Dopo la separazione da Fiat Chrysler, a cui ha pagato un ricco dividendo, Ferrari a fine 2015 ha accumulato un indebitamento netto di 1,938 miliardi di euro. Contro i 566 milioni di cassa di un anno prima. E la notizia, insieme alla previsione che il debito nel 2016 resterà a quota 1,96 miliardi, non è piaciuta al mercato che ha punito il titolo con un crollo del 9,53%.

Il Cavallino rampante, che è quotato a New York dallo scorso ottobre e ha debuttato anche a Piazza Affari il 4 gennaio, ha chiuso il suo ultimo esercizio prima dello scorporo dalla casa madre con un utile netto di 290 milioni di euro, in aumento del 9% su base annua, e ricavi a 2,85 miliardi, in aumento di 92 milioni. A cambi costanti, tuttavia, gli introiti sono diminuiti del 3%. Il progresso dei ricavi da veicoli e parti di ricambio è stato infatti parzialmente compensato da un calo sui motori.

Le prospettive per l’anno in corso sono poi inferiori alle attese. Nel 2016 l’azienda presieduta da Sergio Marchionne prevede infatti ricavi netti oltre i 2,9 miliardi e un margine operativo lordo “aggiustato” oltre i 770 milioni, grazie alla consegna di 7.900 vetture incluse le supercar. L’indebitamento netto a fine anno dovrebbe essere inferiore ai 1,95 miliardi di euro, inclusa la distribuzione della cedola agli azionisti pari a 0,46 euro per azione ordinaria.

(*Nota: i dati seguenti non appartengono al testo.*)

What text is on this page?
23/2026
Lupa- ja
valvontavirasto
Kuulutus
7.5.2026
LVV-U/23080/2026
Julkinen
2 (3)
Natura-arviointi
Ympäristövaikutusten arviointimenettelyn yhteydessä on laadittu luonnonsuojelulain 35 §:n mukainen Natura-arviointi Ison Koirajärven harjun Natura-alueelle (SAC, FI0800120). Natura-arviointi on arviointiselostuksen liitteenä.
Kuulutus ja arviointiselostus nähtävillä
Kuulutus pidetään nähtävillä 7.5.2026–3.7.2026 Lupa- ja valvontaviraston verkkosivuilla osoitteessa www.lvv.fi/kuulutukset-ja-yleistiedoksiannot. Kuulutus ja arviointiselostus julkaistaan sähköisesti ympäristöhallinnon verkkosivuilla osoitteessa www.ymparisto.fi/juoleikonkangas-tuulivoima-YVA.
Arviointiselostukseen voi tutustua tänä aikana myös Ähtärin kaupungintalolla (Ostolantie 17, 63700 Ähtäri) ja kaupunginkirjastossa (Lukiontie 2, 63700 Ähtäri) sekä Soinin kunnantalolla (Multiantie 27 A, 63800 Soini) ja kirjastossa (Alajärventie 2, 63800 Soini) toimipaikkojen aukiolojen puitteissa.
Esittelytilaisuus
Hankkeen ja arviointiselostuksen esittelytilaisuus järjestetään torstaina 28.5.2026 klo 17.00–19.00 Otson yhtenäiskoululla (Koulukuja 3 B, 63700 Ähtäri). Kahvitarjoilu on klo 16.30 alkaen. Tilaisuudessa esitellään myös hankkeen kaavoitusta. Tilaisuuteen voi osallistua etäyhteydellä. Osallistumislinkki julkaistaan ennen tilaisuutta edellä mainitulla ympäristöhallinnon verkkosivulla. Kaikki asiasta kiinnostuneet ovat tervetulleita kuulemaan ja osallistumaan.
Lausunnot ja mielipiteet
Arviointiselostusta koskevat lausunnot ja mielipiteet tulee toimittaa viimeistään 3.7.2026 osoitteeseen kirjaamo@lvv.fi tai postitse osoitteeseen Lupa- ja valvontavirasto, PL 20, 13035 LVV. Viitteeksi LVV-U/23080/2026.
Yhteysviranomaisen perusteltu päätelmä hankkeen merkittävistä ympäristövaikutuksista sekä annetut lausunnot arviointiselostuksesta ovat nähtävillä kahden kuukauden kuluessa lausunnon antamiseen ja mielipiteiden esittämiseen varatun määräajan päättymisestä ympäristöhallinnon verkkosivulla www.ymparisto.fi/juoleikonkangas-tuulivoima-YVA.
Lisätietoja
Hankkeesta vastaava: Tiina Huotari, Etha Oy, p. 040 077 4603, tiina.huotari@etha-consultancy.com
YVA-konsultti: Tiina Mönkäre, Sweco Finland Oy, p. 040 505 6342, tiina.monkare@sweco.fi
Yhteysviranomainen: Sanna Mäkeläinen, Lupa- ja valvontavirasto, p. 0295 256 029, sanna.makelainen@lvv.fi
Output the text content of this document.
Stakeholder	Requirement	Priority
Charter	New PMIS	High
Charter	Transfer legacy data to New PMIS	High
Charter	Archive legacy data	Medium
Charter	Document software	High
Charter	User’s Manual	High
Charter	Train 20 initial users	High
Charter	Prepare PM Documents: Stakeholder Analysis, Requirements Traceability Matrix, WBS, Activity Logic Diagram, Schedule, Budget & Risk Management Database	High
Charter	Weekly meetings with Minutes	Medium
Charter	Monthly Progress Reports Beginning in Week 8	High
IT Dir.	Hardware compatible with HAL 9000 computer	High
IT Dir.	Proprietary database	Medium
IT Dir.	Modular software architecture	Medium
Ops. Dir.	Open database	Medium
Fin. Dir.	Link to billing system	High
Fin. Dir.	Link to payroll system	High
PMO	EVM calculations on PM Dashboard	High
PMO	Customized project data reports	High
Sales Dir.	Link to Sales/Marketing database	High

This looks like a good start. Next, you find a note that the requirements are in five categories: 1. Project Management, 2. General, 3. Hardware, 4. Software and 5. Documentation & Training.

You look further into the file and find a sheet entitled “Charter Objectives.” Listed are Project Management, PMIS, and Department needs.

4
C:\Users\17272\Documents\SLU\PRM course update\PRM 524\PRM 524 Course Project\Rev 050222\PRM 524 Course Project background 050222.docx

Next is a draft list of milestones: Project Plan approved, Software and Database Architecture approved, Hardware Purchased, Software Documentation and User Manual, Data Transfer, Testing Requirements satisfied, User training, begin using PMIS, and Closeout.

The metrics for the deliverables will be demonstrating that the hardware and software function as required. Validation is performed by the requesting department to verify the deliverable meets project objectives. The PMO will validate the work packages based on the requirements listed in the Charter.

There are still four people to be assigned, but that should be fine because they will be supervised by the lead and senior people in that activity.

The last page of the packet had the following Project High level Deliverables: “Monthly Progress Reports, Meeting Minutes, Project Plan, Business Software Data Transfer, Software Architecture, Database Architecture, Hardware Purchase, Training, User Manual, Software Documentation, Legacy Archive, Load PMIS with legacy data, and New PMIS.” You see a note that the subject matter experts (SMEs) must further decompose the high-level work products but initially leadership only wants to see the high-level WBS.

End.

Le auto consegnate nel 2015 sono state 7.664, il 6% in più rispetto al 2014. Se le vendite in Europa, Medio Oriente e Africa, Americhe e Asia hanno registrato stando al comunicato di Maranello “una solida crescita su base annua”, pari rispettivamente al 2%, al 7% e al 26%, nell’area che comprende Cina, Macao e Taiwan le Rosse hanno invece subito una contrazione del 10% su base annua, con un’inversione di tendenza nel quarto trimestre (+7%) grazie al lancio del modello 488 Gtb.